Repeated hypoglycemia carries its own serious risks. Severe episodes involving seizures or loss of consciousness are associated with increased mortality. Perhaps the most dangerous long-term consequence is a condition called hypoglycemia unawareness, where your body stops producing the normal warning signs of low blood sugar. The stress hormones that cause sweating, shaking, and a racing heart gradually become muted after repeated lows. Without those alarms, you can drop into dangerously low territory without realizing it, creating a cycle: unrecognized lows lead to more severe episodes, which further blunt your body’s warning system. Risk factors include long duration of diabetes, tight blood sugar control, prior severe episodes, alcohol use, and kidney problems.

Morning Blood Sugar Spikes

If you wake up with unexpectedly high blood sugar, two distinct patterns could be responsible. The more common one is the dawn phenomenon, where your body’s natural hormones (which counteract insulin) surge in the early morning hours while your insulin levels are at their lowest. This pushes blood sugar up before you’ve eaten anything.

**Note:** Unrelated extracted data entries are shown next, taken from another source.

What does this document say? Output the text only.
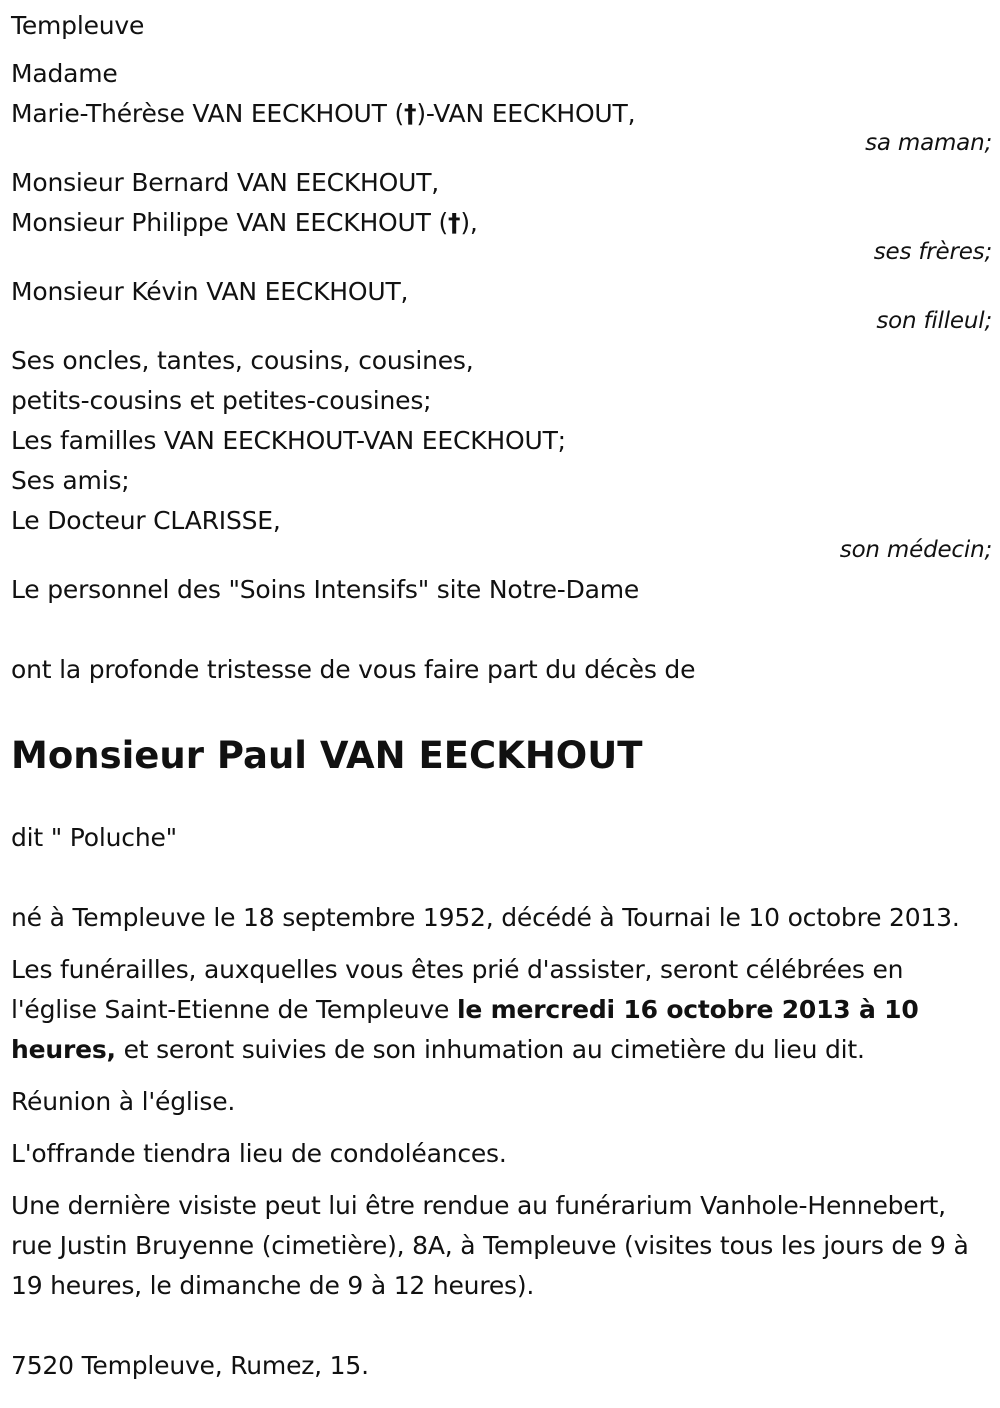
Templeuve
Madame
Marie-Thérèse VAN EECKHOUT (†)-VAN EECKHOUT,
sa maman;
Monsieur Bernard VAN EECKHOUT,
Monsieur Philippe VAN EECKHOUT (†),
ses frères;
Monsieur Kévin VAN EECKHOUT,
son filleul;
Ses oncles, tantes, cousins, cousines,
petits-cousins et petites-cousines;
Les familles VAN EECKHOUT-VAN EECKHOUT;
Ses amis;
Le Docteur CLARISSE,
son médecin;
Le personnel des "Soins Intensifs" site Notre-Dame
ont la profonde tristesse de vous faire part du décès de
Monsieur Paul VAN EECKHOUT
dit " Poluche"
né à Templeuve le 18 septembre 1952, décédé à Tournai le 10 octobre 2013.
Les funérailles, auxquelles vous êtes prié d'assister, seront célébrées en l'église Saint-Etienne de Templeuve le mercredi 16 octobre 2013 à 10 heures, et seront suivies de son inhumation au cimetière du lieu dit.
Réunion à l'église.
L'offrande tiendra lieu de condoléances.
Une dernière visiste peut lui être rendue au funérarium Vanhole-Hennebert, rue Justin Bruyenne (cimetière), 8A, à Templeuve (visites tous les jours de 9 à 19 heures, le dimanche de 9 à 12 heures).
7520 Templeuve, Rumez, 15.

The less common pattern, called the Somogyi effect, is actually triggered by low blood sugar during the night. If your evening insulin dose is too high, your blood sugar drops while you sleep, and your body overcompensates by releasing stored sugar, leaving you high by morning. The distinction matters because the treatments are opposite: the dawn phenomenon may call for more insulin coverage overnight, while the Somogyi effect means reducing it. Checking blood sugar between 3 and 5 a.m. for a few nights, or using a continuous glucose monitor, can reveal which pattern is happening.

Why the Difference Matters

Managing diabetes is essentially a balancing act between these two states. Tightening blood sugar control to prevent the long-term damage of hyperglycemia increases the risk of hypoglycemia. Loosening control to avoid dangerous lows lets blood sugar run higher. The American Diabetes Association acknowledges this tradeoff directly: for people who experience frequent or severe lows, less stringent targets may be appropriate, while people with low risk of hypoglycemia may benefit from tighter goals like an A1C below 6.5%.

Knowing the symptoms of both, keeping fast-acting sugar accessible, and understanding your own patterns are the practical tools that make this balance manageable day to day.